I had to learn on my own, with the help of mentors and leaders. The trial-and-error route seems risky to me now. I have had to on more than one occasion put my physical body between two people that were arguing. Not wise, but I also didn’t know any better.


20+ years later, I know there is a better approach. Questions like the ones below can help with a thinking process.


Ask yourself these questions next time you are in a situation and not sure what to do:


1) Am I safe? Your physical and mental safety is the priority, above all else. If it is unsafe, find the courage to speak up, end a meeting, walk away, get help.
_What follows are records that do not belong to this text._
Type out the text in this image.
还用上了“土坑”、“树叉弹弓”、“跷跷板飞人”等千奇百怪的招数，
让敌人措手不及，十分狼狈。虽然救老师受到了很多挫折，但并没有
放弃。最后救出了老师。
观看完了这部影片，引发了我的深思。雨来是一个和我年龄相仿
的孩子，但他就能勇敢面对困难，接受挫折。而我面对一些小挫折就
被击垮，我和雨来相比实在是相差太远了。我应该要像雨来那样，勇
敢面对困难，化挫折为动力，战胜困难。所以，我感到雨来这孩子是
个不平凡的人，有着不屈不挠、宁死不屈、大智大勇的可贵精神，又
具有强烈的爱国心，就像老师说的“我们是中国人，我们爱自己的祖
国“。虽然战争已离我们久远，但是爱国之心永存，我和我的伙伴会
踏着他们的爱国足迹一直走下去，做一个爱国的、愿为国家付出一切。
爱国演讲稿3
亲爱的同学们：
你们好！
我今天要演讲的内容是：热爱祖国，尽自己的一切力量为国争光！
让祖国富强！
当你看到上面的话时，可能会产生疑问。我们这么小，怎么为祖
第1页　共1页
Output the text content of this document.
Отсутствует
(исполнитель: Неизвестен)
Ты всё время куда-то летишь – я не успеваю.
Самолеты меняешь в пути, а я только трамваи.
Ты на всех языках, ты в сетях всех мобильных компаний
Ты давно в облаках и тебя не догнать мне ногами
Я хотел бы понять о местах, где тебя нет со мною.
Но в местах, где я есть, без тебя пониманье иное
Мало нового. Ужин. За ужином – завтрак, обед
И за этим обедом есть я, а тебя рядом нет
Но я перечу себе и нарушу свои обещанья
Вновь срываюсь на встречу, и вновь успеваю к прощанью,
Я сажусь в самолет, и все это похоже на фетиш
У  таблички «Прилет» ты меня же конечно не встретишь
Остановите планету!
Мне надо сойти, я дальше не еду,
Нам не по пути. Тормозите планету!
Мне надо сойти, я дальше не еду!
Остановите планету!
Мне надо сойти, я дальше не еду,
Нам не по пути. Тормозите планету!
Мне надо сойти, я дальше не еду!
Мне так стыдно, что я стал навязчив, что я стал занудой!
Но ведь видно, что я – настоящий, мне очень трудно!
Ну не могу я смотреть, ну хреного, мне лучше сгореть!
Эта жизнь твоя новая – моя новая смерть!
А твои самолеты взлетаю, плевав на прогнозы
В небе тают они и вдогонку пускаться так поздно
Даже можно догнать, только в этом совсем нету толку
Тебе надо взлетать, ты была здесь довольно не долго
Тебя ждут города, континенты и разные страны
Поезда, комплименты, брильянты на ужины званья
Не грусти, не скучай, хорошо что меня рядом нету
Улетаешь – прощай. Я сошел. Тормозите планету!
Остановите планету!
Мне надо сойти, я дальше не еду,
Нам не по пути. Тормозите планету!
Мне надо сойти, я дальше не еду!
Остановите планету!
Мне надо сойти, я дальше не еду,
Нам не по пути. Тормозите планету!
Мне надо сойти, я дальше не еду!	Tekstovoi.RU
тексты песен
Just get to safety, full stop.


2) Who OWNs of the problem? Often, HR takes on problems that are not their problems. Consider who is accountable for the result. More times than not, it is the leader of the employee. It’s easy for them to abdicate responsibility when HR eagerly takes it on. Instead, ask yourself how you can best support the leader: Is this a coaching moment, a teaching moment, or a mentoring moment? (I’ll have another post on this later!) Yes, show empathy and compassion, but that is far different than taking it on yourself.


3) Is this problem outside of your expertise? Know your strengths and the line of professionalism. Sometimes issues require a different professional to support – lawyer, therapist, physician, consultant, etc. Recognize that a referral can be the best support you can give.


4) Ask for help. Get a trusted group of peers together and run the problem by them. There is power in the wisdom of the group.


What else would you add to this list?


HR is most definitely an incredibly rewarding career. It is also tough and even more so without the right training and skill set.